Acting CEO of GPL, Renford Homer

The whopping sum represents an increase from $14.7 billion for the same period in 2016. According to the 2017 mid-year report released by Government, the increase in revenue is as a result of more timely payments.
The report also details that expenditure increased from $9.3 billion in the first half of 2016 to $12.6 billion in the same period this year. This increase, according to the report, is due to higher costs for Heavy Fuel Oil (HFO).
It also states that the weighted average cost rose to US$48.70 for the half year; an increase from US$30.50 as at June 30, 2016. Other expenditure included some $500 million the utility company repaid Government for loans.
But with the increased revenue, the company’s outlook for the year has improved. According to the report, the budgeted deficit of $5 billion is now expected to be lowered to $771 million.
The report said there was a marginal increase in the production of electricity to 394,832 MWh in the first half of the year. However, the report acknowledges that the company’s technical performance remains plagued with problems.
“At the half year 2017, the 12-month rolling average of total losses was 29.6 per cent, a slight increase from the half year for 2016 when the total losses was 29.3 per cent,” the report stated.
“In a continued effort to promote the stability and reliability of existing power grid, $1.38 billion has been advanced for the rehabilitation of 328 km of low and medium voltage distribution networks in the first half.”
The report reveals that works are expected to commence in the second half of the year, with GPL expecting the work to improve power service delivery to approximately 22,000 of its customers. The work includes plans to rehabilitate an additional 580km of the distribution network.

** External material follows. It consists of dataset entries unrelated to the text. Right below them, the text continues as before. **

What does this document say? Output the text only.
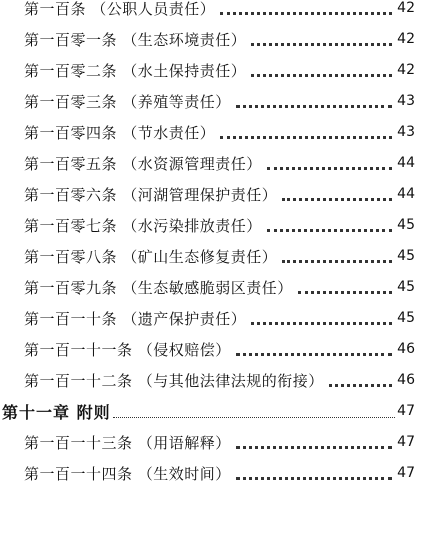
第一百条 （公职人员责任）	42
第一百零一条 （生态环境责任）	42
第一百零二条 （水土保持责任）	42
第一百零三条 （养殖等责任）	43
第一百零四条 （节水责任）	43
第一百零五条 （水资源管理责任）	44
第一百零六条 （河湖管理保护责任）	44
第一百零七条 （水污染排放责任）	45
第一百零八条 （矿山生态修复责任）	45
第一百零九条 （生态敏感脆弱区责任）	45
第一百一十条 （遗产保护责任）	45
第一百一十一条 （侵权赔偿）	46
第一百一十二条 （与其他法律法规的衔接）	46
第十一章 附则	47
第一百一十三条 （用语解释）	47
第一百一十四条 （生效时间）	47
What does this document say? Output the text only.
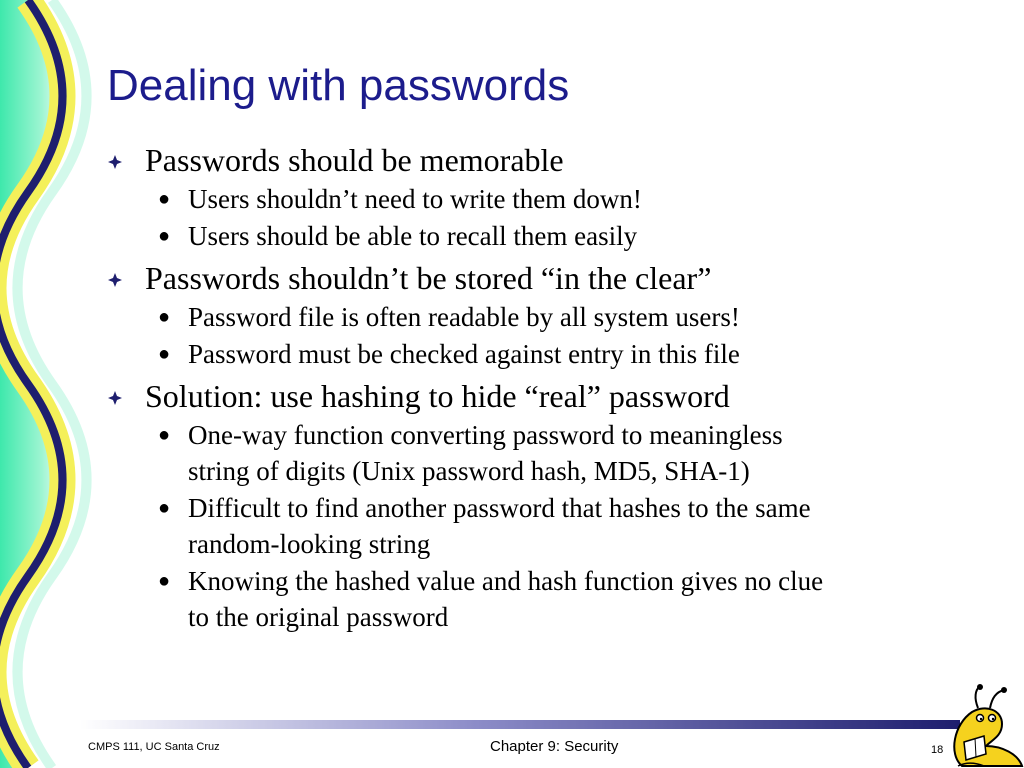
Dealing with passwords
Passwords should be memorable
● Users shouldn’t need to write them down!
● Users should be able to recall them easily
Passwords shouldn’t be stored “in the clear”
● Password file is often readable by all system users!
● Password must be checked against entry in this file
Solution: use hashing to hide “real” password
● One-way function converting password to meaningless
string of digits (Unix password hash, MD5, SHA-1)
● Difficult to find another password that hashes to the same
random-looking string
● Knowing the hashed value and hash function gives no clue
to the original password
CMPS 111, UC Santa Cruz	Chapter 9: Security	18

But even as GPL seeks to improve its infrastructure, service disruptions continue to raise the ire of customers. It is understood that as of March 2017, there were 29 complaints from GPL customers at the level of the Public Utility Commission (PUC). GPL therefore comes in second on the list of complaints, behind only Guyana Telephone and Telegraph (GTT).
Last month, frustrated businessmen from Region Two (Pomeroon-Supenaam) met with staff from GPL at the Regional Democratic Council (RDC), where they vented their anger at the constant and prolonged power outages on the Essequibo Coast.
With the northern side of the Essequibo Coast hardest hit, the businessmen pointed to the plight of residents in Charity, who have suffered in the dark for days.
Essequibo Chambers of Commerce Chairman Deleep Singh, representing entrepreneurs, noted that a number of businesses suffered tremendous losses as a direct result of the blackouts. They questioned whether GPL would compensate them for their suffering and losses.
On Thursday last, after much outcry from citizens, the company stated that “a botched tree trimming exercise and a burnt jumper” were among the reasons for the electricity woes.
GPL’s Acting Chief Executive Officer (CEO), Renford Homer, also explained that shutdown of the Demerara-Berbice Interconnected System (DBIS) had resulted in a generation shortfall occasioned by reduced generation reserve.
Homer also explained that when the demand was about 84 megawatts, there were 87 megawatts available for generation, which left only three megawatts of reserve capacity, instead of the normal 20 megawatts. Moreover, the machines at Skeldon and Garden of Eden were being overhauled, whilst the one at Kingston was undergoing routine maintenance.

Power upgrades
At a year-end press conference, Homer had announced that some $3 billion would be spent by the company towards the construction of four new substations.
He had stated that this formed part of $6.6 billion that had been set aside for works to improve service delivery of the company; $3 billion for the new substations and $1.4 billion for renovation works to existing substations.
According to Homer, these works are expected to be completed by 2018.